El logotipo de nuestra empresa
Características y tipos de logotipos
Los logotipos son un elemento básico de la identidad de las empresas; son la personificación, la cara de las empresas y, como tal, merecen ser cuidados. Y hoy, más que nunca, necesitamos dotar de personalidad a nuestros logotipos para que resulten reconocibles en un mercado que es cada vez más global.
Todos apreciamos logotipos excepcionalmente bellos y creativos, pero no es necesario disponer de una obra de arte como seña de identidad de nuestra empresa. Lo que necesitamos desesperadamente es que sea reconocible y versátil, es decir, que tenga una personalidad que lo diferencie de otros logotipos y adaptable a diferentes medios, soportes y funciones sin perder su personalidad. Necesitamos que los logotipos sean funcionales, reconocibles y legibles en tarjetas de visita, Redes Sociales, objetos promocionales, papelería, en la web… en color y en blanco y negro, también debe operar en hueco o negativo.

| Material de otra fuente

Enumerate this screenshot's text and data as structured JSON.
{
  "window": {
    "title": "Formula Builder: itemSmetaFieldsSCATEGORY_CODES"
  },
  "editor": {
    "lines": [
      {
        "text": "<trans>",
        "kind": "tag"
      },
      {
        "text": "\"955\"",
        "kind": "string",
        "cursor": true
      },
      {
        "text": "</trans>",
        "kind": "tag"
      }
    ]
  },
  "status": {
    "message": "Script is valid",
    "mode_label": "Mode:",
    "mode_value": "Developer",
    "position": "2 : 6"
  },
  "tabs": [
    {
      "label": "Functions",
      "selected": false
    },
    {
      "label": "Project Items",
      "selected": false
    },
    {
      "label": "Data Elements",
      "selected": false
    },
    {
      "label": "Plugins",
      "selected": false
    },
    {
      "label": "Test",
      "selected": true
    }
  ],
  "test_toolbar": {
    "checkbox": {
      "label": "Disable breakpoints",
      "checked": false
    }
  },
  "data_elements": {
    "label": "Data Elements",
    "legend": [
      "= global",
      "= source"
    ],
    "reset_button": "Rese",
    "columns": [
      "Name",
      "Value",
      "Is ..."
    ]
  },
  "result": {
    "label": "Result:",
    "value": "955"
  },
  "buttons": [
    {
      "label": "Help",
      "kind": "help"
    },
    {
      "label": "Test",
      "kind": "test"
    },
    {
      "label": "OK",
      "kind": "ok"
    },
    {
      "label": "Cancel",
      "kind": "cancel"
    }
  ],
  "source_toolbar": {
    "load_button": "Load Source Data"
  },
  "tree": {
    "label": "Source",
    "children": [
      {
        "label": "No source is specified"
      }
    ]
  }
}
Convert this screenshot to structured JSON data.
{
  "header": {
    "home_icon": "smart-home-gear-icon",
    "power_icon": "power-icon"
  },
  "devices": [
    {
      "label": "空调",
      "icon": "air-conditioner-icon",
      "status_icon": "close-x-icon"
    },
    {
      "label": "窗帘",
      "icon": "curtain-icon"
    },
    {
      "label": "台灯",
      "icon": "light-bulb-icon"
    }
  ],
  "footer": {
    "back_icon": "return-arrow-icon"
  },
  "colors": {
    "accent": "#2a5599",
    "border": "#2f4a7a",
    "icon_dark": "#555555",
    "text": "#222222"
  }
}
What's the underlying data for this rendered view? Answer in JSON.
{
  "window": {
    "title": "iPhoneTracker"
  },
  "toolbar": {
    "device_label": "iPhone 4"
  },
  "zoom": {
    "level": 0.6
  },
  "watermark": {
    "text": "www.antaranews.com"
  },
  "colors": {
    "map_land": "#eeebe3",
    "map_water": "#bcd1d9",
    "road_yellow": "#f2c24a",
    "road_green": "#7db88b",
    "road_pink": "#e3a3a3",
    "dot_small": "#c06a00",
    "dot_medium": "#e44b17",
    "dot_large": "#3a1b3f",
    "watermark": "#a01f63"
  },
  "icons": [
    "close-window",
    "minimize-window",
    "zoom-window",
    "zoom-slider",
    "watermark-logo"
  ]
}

A partir de este mínimo, las posibilidades son infinitas. Google es un claro ejemplo de logotipo reconocible que encuentra su diferenciación en los colores de su tipografía (convencional) mientras que, en lado opuesto, tenemos a Apple, cuya manzana mordida es perfectamente reconocible en el mundo entero, a pesar de no tener, en principio, ninguna relación con su actividad tecnológica.
Tipos de logotipos
Como demuestran los ejemplos de Google y Apple, existen muchos tipos diferentes de logotipos, cosa lógica en tanto que uno de los objetivos primordiales de cualquier logotipo es ser reconocible, diferente. Se pueden clasificar por su aspecto o composición en varios grupos, como tipográficos, abreviaturas, símbolos, abstractos o una combinación de los anteriores, grupo al que pertenecen la gran mayoría.

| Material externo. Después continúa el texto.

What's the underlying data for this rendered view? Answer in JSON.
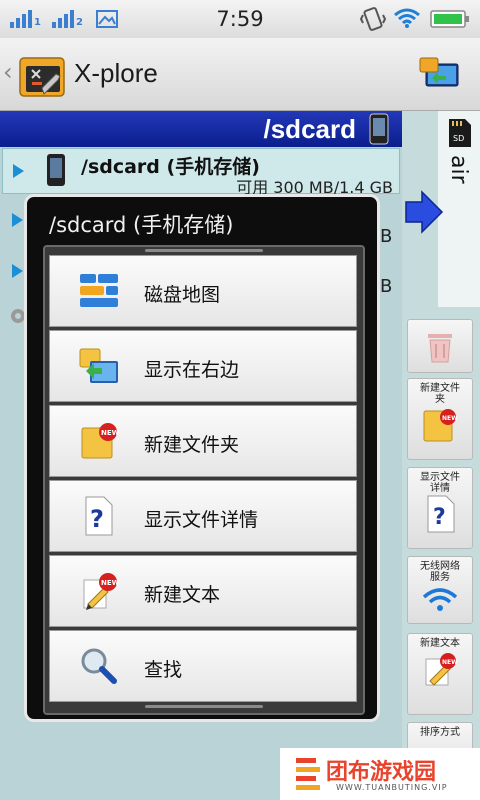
{
  "status_bar": {
    "time": "7:59",
    "sim1_label": "1",
    "sim2_label": "2",
    "icons": [
      "signal-sim1-icon",
      "signal-sim2-icon",
      "picture-icon",
      "vibrate-icon",
      "wifi-icon",
      "battery-icon"
    ]
  },
  "app": {
    "title": "X-plore",
    "back_glyph": "‹"
  },
  "left_pane": {
    "path_title": "/sdcard",
    "selected_item": {
      "name": "/sdcard (手机存储)",
      "info": "可用 300 MB/1.4 GB"
    },
    "partial_texts": [
      "B",
      "B"
    ]
  },
  "right_pane": {
    "header_text": "air",
    "buttons": [
      {
        "label": "",
        "icon": "trash-icon"
      },
      {
        "label": "新建文件夹",
        "icon": "new-folder-icon"
      },
      {
        "label": "显示文件详情",
        "icon": "file-details-icon"
      },
      {
        "label": "无线网络服务",
        "icon": "wifi-icon"
      },
      {
        "label": "新建文本",
        "icon": "new-text-icon"
      },
      {
        "label": "排序方式",
        "icon": "sort-icon"
      }
    ]
  },
  "dialog": {
    "title": "/sdcard (手机存储)",
    "items": [
      {
        "label": "磁盘地图",
        "icon": "disk-map-icon"
      },
      {
        "label": "显示在右边",
        "icon": "show-right-icon"
      },
      {
        "label": "新建文件夹",
        "icon": "new-folder-icon"
      },
      {
        "label": "显示文件详情",
        "icon": "file-details-icon"
      },
      {
        "label": "新建文本",
        "icon": "new-text-icon"
      },
      {
        "label": "查找",
        "icon": "search-icon"
      }
    ]
  },
  "watermark": {
    "title": "团布游戏园",
    "url": "WWW.TUANBUTING.VIP"
  },
  "colors": {
    "path_header": "#1a2fa8",
    "selected_row": "#cfe9ea",
    "accent_arrow": "#1b8fd6",
    "watermark_red": "#e8432c"
  }
}
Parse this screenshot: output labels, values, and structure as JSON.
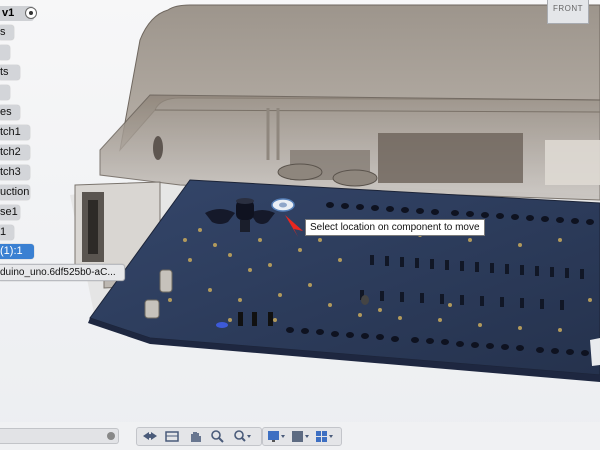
{
  "browser": {
    "top_label": "v1",
    "items": [
      {
        "label": "s"
      },
      {
        "label": ""
      },
      {
        "label": "ts"
      },
      {
        "label": ""
      },
      {
        "label": "es"
      },
      {
        "label": "tch1"
      },
      {
        "label": "tch2"
      },
      {
        "label": "tch3"
      },
      {
        "label": "uction"
      },
      {
        "label": "se1"
      },
      {
        "label": "1"
      },
      {
        "label": "(1):1"
      },
      {
        "label": "duino_uno.6df525b0-aC..."
      }
    ]
  },
  "viewcube": {
    "face_label": "FRONT"
  },
  "tooltip": {
    "text": "Select location on component to move"
  },
  "colors": {
    "selection": "#3a80d2",
    "pcb": "#2e3c58",
    "pin_marker": "#e8271f"
  },
  "toolbar_icons": [
    "orbit-icon",
    "pan-icon",
    "hand-icon",
    "zoom-icon",
    "zoom-window-icon",
    "display-settings-icon",
    "visual-style-icon",
    "grid-icon"
  ]
}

Obviamente hay más tipos, como los emblemas o escudos, típicos de los centros de enseñanza o clubes deportivos, que suelen ser pervivencias del pasado, más o menos actualizadas, pero que también son utilizadas por empresas comerciales como Starbucks o Harley-Davidson. Otros que también suelen tener una larga historia son los logotipos asociados a animales (Puma, Jaguar… o el cocodrilo de Lacoste).
Logotipos tipográficos
El logotipo propiamente dicho es una imagen corporativa que solo presenta un nombre de compañía. Obviamente, lo que se pretende es dar todo el protagonismo al nombre de la compañía. Los ejemplos más evidentes serían Google, Coca-cola, Nivea o Facebook. En este tipo de logotipos, a priori, la tipografía y el color son los únicos elementos diferenciadores con los que contamos y las grandes compañías suelen recurrir a tipografías exclusivas. Google, sin embargo, ha logrado diferenciarse utilizando letras de diferentes colores a pesar de utilizar una tipografía común.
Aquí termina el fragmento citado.